The law establishes maximum hours of work, overtime, annual and sick leave, maternity leave, and guidelines for workplace safety. The law provides for a

48-hour per week limit on work with a compulsory 24-hour break if employees work six days consecutively. Certain provisions in the law, such as overtime and public-holiday pay, do not apply to emergency workers, air and sea crews, executive staff of any company, or workers who are on call. The law mandates the implementation of a safe workplace, procurement of secure tools and machinery, verification of equipment safety, the use of protective equipment to mitigate health hazards, employee training in the use of protective gear, and appropriate medical care. All employers are obliged to provide health insurance for foreign workers.

There were no national standards for safety measures, and as a result such measures were at the discretion of employers. On October 8, parliament approved the country’s accession to eight core International Labor Organization conventions, and the Ministry of Human Resources, Employment, and Labour continued drafting the bills required to bring the conventions into domestic law.

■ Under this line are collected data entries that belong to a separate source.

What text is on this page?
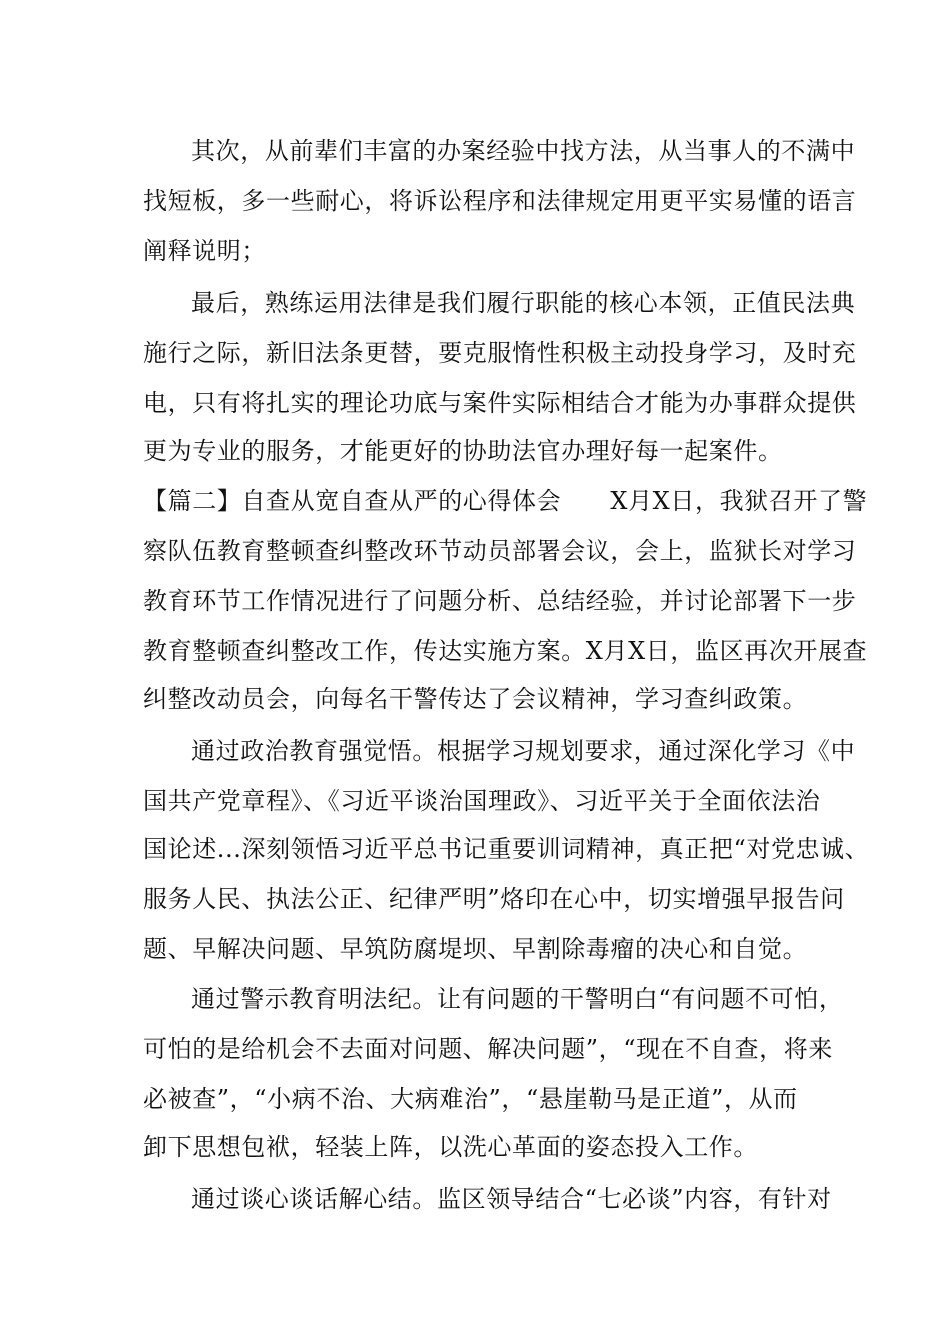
其次，从前辈们丰富的办案经验中找方法，从当事人的不满中
找短板，多一些耐心，将诉讼程序和法律规定用更平实易懂的语言
阐释说明；
最后，熟练运用法律是我们履行职能的核心本领，正值民法典
施行之际，新旧法条更替，要克服惰性积极主动投身学习，及时充
电，只有将扎实的理论功底与案件实际相结合才能为办事群众提供
更为专业的服务，才能更好的协助法官办理好每一起案件。
【篇二】自查从宽自查从严的心得体会　　X月X日，我狱召开了警
察队伍教育整顿查纠整改环节动员部署会议，会上，监狱长对学习
教育环节工作情况进行了问题分析、总结经验，并讨论部署下一步
教育整顿查纠整改工作，传达实施方案。X月X日，监区再次开展查
纠整改动员会，向每名干警传达了会议精神，学习查纠政策。
通过政治教育强觉悟。根据学习规划要求，通过深化学习《中
国共产党章程》、《习近平谈治国理政》、习近平关于全面依法治
国论述...深刻领悟习近平总书记重要训词精神，真正把“对党忠诚、
服务人民、执法公正、纪律严明”烙印在心中，切实增强早报告问
题、早解决问题、早筑防腐堤坝、早割除毒瘤的决心和自觉。
通过警示教育明法纪。让有问题的干警明白“有问题不可怕，
可怕的是给机会不去面对问题、解决问题”，“现在不自查，将来
必被查”，“小病不治、大病难治”，“悬崖勒马是正道”，从而
卸下思想包袱，轻装上阵，以洗心革面的姿态投入工作。
通过谈心谈话解心结。监区领导结合“七必谈”内容，有针对
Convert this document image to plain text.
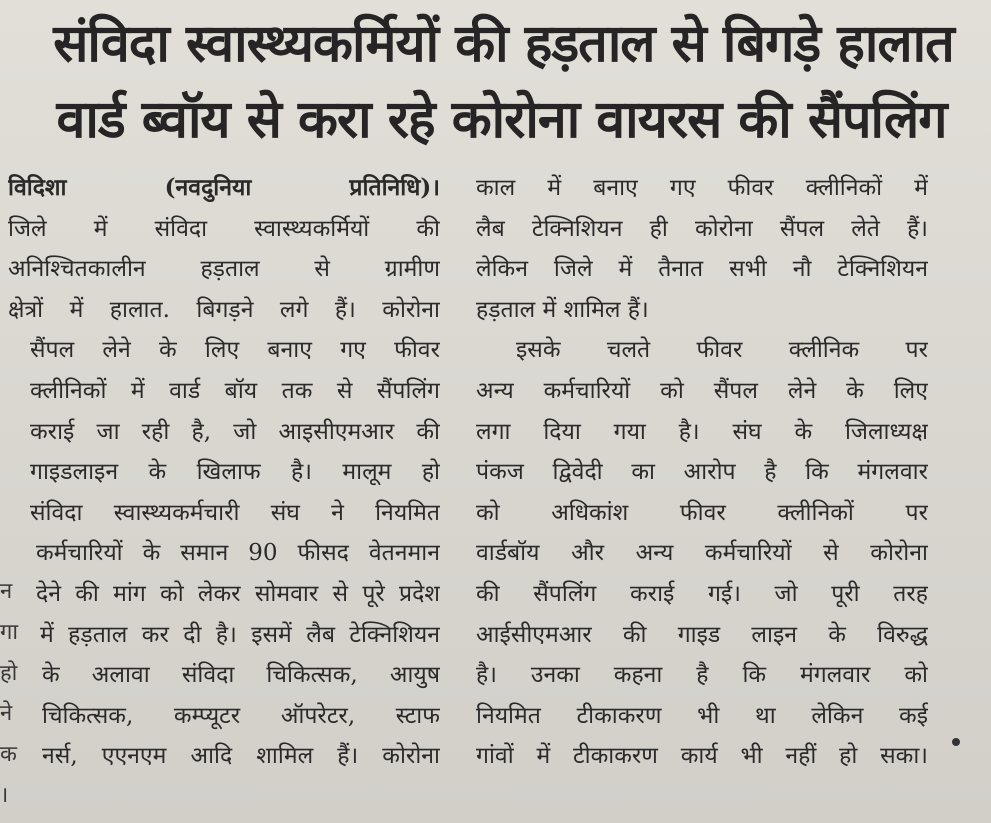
संविदा स्वास्थ्यकर्मियों की हड़ताल से बिगड़े हालात
वार्ड ब्वॉय से करा रहे कोरोना वायरस की सैंपलिंग
न
गा
हो
ने
क
।
विदिशा (नवदुनिया प्रतिनिधि)।
जिले में संविदा स्वास्थ्यकर्मियों की
अनिश्चितकालीन हड़ताल से ग्रामीण
क्षेत्रों में हालात. बिगड़ने लगे हैं। कोरोना
सैंपल लेने के लिए बनाए गए फीवर
क्लीनिकों में वार्ड बॉय तक से सैंपलिंग
कराई जा रही है, जो आइसीएमआर की
गाइडलाइन के खिलाफ है। मालूम हो
संविदा स्वास्थ्यकर्मचारी संघ ने नियमित
कर्मचारियों के समान 90 फीसद वेतनमान
देने की मांग को लेकर सोमवार से पूरे प्रदेश
में हड़ताल कर दी है। इसमें लैब टेक्निशियन
के अलावा संविदा चिकित्सक, आयुष
चिकित्सक, कम्प्यूटर ऑपरेटर, स्टाफ
नर्स, एएनएम आदि शामिल हैं। कोरोना
काल में बनाए गए फीवर क्लीनिकों में
लैब टेक्निशियन ही कोरोना सैंपल लेते हैं।
लेकिन जिले में तैनात सभी नौ टेक्निशियन
हड़ताल में शामिल हैं।
इसके चलते फीवर क्लीनिक पर
अन्य कर्मचारियों को सैंपल लेने के लिए
लगा दिया गया है। संघ के जिलाध्यक्ष
पंकज द्विवेदी का आरोप है कि मंगलवार
को अधिकांश फीवर क्लीनिकों पर
वार्डबॉय और अन्य कर्मचारियों से कोरोना
की सैंपलिंग कराई गई। जो पूरी तरह
आईसीएमआर की गाइड लाइन के विरुद्ध
है। उनका कहना है कि मंगलवार को
नियमित टीकाकरण भी था लेकिन कई
गांवों में टीकाकरण कार्य भी नहीं हो सका।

The LRA and Employment Tribunal are charged with implementing employment law. The LRA had 15 inspectors and investigators as of the end of July. It conducted workplace investigations and provided dispute resolution mechanisms to address complaints from workers. As of July authorities had completed 101 inspections. The most common findings related to employment contracts and job descriptions, overtime and other pay, and issues related to leave. Although the LRA can issue fines, it preferred to issue notices to employers to correct problems, as cases were deemed closed once fines were paid. The LRA typically gave employers one to three months to correct problems but lacked the resources to monitor compliance systematically. As of July the LRA had blacklisted nine companies through the Department of Immigration and Emigration and fined two companies the maximum amount allowed under the law for noncompliance with LRA requests.

As of the end of July, 109 labor-related complaints had been filed with the LRA, and they had investigated 34. Of these, 55 were from migrant workers, and most dealt with salary issues. During the year, 13 of these cases were fully addressed.

Migrant workers were particularly vulnerable to exploitation, worked in unacceptable conditions, and were frequently forced to accept low wages to repay their debts with employment agencies. The HRCM found many instances of nonpayment of wages to migrant workers and inadequate housing. Employers often housed foreign workers at their worksites. Some migrant workers were exposed to dangerous working conditions, especially in the construction industry, and worked in hazardous environments without proper ventilation.